Sin conocer la diócesis, fray Ramón quiso efectuar cambios acelerados, y al saber los pobladores de los intentos de remoción de varios de sus curas, empezó a ser tirante la relación con los clérigos en cuestión. En la comunidad de Ixtacomitán, por ejemplo, los feligreses redactaron una carta que fue firmada por los principales, tanto indígenas como mestizos, donde suplicaban al obispo que reconsiderara su pretensión de cambiar a su párroco, el padre Manuel J. Reyes. En su extensa misiva le manifestaban: “es un sacerdote modelo que se ha captado las simpatías y el aprecio de todos. Por otra parte, jamás en Ixtacomitán había visto realizado en su templo las mejoras materiales que a costa de mil sacrificios y de una constancia que no hay ejemplo”.[28] El pobre cura, ante las dulces y amorosas amenazas del fraile obispo de que debía obedecer bajo las consabidas manipulaciones de acatar la “voluntad de Dios”, provocó un tumulto descomunal de rechazo frontal a todo lo que viniera del prelado, y ante estos acontecimientos el pobre sacerdote murió a la semana de haber partido de su parroquia anterior, con harto pesar y lamentos “muy subidos” en contra del carmelita. Y pasarían doce años para poder restablecer la concordia en esa comunidad parroquial y que aceptara de buen grado la entrada del párroco designado por el sucesor en la mitra.

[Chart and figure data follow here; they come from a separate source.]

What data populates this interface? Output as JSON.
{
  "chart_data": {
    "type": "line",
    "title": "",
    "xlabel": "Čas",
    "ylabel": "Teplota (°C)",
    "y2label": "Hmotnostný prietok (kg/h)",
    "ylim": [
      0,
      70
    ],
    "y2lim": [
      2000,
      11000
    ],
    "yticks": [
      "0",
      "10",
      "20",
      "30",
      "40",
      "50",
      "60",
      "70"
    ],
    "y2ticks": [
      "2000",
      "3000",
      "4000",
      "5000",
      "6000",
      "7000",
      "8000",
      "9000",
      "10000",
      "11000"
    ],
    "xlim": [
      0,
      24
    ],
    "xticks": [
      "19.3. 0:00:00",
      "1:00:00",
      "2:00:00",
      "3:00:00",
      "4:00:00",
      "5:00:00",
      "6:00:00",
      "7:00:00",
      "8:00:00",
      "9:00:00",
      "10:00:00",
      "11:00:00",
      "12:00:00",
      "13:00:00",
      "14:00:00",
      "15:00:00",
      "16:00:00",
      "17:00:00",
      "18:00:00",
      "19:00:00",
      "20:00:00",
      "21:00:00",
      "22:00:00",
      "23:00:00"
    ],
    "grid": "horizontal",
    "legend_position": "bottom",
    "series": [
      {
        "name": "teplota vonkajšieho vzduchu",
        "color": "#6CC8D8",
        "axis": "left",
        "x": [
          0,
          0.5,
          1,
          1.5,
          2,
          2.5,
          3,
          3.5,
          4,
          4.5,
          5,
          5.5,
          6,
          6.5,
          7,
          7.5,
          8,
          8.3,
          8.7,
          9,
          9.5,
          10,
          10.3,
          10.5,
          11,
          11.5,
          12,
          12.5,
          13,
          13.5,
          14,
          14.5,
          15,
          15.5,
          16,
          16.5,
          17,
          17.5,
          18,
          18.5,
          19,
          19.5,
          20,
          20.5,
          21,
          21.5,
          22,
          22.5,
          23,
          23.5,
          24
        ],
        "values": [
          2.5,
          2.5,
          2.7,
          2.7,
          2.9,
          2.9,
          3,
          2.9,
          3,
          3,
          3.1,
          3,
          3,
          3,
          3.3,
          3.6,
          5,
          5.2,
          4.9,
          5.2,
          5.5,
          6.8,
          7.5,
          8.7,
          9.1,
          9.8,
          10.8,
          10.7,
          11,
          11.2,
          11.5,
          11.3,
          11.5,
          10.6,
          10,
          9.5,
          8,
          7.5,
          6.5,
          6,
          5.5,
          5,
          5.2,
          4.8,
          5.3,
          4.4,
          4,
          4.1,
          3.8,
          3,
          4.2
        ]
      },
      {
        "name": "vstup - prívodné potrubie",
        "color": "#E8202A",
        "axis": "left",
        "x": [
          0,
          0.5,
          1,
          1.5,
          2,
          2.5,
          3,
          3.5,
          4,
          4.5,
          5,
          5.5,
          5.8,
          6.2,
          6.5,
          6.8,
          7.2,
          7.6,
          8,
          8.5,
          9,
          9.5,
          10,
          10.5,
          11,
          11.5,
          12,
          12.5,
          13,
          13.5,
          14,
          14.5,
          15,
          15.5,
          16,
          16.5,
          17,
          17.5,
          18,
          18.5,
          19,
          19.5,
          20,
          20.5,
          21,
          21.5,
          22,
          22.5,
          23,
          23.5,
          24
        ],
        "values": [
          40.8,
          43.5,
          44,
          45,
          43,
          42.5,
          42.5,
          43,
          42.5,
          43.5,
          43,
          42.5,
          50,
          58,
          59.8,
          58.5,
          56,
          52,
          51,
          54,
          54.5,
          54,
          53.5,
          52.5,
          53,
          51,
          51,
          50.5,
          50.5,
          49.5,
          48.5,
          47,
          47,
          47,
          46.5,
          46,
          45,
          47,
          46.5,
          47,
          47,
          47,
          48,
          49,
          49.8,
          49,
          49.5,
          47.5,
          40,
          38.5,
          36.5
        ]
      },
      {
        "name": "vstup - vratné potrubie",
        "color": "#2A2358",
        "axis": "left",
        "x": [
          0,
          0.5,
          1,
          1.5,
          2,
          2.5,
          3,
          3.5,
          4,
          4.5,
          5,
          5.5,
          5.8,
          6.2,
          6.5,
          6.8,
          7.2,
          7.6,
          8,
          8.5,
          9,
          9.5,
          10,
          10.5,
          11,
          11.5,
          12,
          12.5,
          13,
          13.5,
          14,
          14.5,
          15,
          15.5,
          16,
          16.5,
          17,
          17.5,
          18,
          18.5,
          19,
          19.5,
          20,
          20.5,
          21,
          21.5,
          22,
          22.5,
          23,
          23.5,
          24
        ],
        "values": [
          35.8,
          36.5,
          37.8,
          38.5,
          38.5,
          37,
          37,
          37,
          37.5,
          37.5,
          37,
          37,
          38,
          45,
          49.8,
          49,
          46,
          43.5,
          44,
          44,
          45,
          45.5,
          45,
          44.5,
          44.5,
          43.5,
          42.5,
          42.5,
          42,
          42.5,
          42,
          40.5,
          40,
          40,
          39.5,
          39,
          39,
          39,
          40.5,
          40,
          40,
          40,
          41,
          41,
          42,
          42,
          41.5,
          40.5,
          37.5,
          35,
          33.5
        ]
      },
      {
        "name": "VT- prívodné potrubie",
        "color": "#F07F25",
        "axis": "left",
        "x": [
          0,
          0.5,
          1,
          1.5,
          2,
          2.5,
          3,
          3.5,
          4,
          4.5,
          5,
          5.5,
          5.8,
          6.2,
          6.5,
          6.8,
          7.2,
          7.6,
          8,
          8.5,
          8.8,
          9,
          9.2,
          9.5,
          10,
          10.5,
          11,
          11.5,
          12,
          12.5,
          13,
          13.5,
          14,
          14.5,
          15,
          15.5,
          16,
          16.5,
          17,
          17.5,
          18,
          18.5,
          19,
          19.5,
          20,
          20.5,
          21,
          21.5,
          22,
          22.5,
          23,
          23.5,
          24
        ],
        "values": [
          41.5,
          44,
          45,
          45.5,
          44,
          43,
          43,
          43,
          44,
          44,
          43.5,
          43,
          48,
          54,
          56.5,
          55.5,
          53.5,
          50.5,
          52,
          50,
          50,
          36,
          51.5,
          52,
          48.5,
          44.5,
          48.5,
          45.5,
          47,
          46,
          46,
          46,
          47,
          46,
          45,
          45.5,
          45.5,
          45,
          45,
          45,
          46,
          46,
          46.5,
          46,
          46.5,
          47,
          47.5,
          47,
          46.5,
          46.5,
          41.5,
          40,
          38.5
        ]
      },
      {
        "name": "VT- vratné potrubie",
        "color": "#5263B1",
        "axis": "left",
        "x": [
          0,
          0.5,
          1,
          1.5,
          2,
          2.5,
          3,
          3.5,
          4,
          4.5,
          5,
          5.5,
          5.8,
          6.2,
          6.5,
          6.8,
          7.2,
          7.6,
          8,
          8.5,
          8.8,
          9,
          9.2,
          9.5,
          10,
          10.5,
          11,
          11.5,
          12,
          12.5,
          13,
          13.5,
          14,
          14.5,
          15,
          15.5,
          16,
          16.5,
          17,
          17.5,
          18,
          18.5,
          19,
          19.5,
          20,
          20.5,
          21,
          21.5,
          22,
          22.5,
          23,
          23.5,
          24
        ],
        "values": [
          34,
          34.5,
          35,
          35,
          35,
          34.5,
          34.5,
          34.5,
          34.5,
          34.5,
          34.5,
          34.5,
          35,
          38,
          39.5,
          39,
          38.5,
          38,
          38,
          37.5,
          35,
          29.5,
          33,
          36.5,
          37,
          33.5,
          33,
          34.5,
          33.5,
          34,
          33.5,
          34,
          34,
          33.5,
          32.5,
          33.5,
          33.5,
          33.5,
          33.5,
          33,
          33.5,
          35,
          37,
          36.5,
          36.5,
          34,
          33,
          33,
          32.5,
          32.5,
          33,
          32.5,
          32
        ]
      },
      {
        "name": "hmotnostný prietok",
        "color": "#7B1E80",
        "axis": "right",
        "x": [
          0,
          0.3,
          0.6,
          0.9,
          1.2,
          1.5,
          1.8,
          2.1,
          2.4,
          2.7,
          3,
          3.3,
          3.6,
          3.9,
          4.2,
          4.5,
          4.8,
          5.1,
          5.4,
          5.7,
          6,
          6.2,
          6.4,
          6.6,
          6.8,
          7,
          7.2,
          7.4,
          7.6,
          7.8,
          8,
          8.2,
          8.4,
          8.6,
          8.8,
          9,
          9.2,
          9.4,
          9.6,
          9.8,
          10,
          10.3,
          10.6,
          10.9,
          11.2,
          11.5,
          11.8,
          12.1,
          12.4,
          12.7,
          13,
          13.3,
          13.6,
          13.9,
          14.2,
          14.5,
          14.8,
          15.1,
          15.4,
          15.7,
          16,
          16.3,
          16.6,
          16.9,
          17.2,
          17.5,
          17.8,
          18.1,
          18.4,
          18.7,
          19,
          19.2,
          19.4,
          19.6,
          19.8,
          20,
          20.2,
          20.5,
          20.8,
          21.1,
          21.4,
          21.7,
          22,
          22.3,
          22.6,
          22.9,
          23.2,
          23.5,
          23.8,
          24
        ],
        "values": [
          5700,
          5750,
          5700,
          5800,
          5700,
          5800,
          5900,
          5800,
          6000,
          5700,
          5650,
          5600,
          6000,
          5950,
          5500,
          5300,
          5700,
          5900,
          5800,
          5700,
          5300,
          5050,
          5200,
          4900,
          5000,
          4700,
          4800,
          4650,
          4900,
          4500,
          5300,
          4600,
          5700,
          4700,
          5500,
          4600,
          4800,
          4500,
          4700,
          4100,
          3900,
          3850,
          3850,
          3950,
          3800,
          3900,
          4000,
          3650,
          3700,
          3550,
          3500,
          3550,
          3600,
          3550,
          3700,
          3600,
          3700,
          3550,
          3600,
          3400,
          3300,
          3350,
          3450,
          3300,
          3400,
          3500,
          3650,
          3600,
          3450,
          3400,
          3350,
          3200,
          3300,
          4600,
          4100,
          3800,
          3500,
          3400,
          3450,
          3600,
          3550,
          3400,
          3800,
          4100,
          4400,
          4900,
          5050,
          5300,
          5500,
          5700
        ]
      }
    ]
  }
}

En el tiempo que permaneció al frente del obispado, el carmelita no se dio a la tarea de visitarlo. Por ejemplo, en su entrada por la zona norte de Chiapas, pasó por Palenque, Tila, San Francisco  Petalcingo y Chilón, hacia San Juan Cancuc, hasta llegar el día de San José a su sede. Y una sola visita le dedicó a Comitán y Tuxtla, sólo de paso, y al marcharse se fue por las parroquias que colindan con Oaxaca. Desde San Cristóbal pretendió conocer la realidad de su diócesis, sus problemas y bemoles, así que fue rechazado por los curas.[29]

 

6.    El cabildo eclesiástico

Con este cuerpo colegiado ocurrió una ruptura evidente, pues pese que se guardaron las formas y las comedidas deferencias, la presencia del obispo resultó desastrosa. Al mes de su estadía, lo primero que hizo fue promover a un protegido suyo que había conocido en España: un clérigo gachupín[30] llamado Remigio Montoya. Lo traía como capellán, a la antigua usanza. Sin medir las consecuencias y pese a la vehemencia de su carácter e insoportable terquedad, lo nombró canónigo: insistió en traerlo y darle colación (es decir, con cargo y congrua sustentación). Como era de esperarse, quienes ya lo eran no aceptaron tal injerencia, y empezó la tirante relación del prelado con su cabildo. El cabildo dio recurso de apelación, pero el obispo cumplió su capricho; el deán preparó un informe al arzobispo de México y otro al Papa, quien años después le concedería la razón. Con este memorial podemos imaginar la situación de tan desafortunada acción del “jalisquillo”, como se le llamaba en voz baja:

 

El Ilmo. Sr Moreno verificó su arribo a Ciudad Capital de esta diócesis en Marzo de 1880 y en abril del mismo año hizo de este cuerpo las promociones y elecciones que aparecen en el acta del libro actas […] que de acuerdo con las disipaciones canónicas para la erección de una Prebenda se requiere el consentimiento de este cuerpo, y que sin él nada puede hacer el Ilmo. Sr. Obispo, sin que lleve el título de nulidad. […] Que no estaba en facultad del Ilmo. Sr. Moreno hacer lo que hizo, abrogándose facultades que no competen solo al ordinario, sino también a este cuerpo.[31]

 

Así que el obispo carmelita pretendió reformar el ordenamiento del cabildo, a lo que sus miembros se negaron rotundamente, y ante la fuerza de ley que implementó hicieron forzada resistencia, todo por el afán de cambiar sin la prudente espera para la reforma.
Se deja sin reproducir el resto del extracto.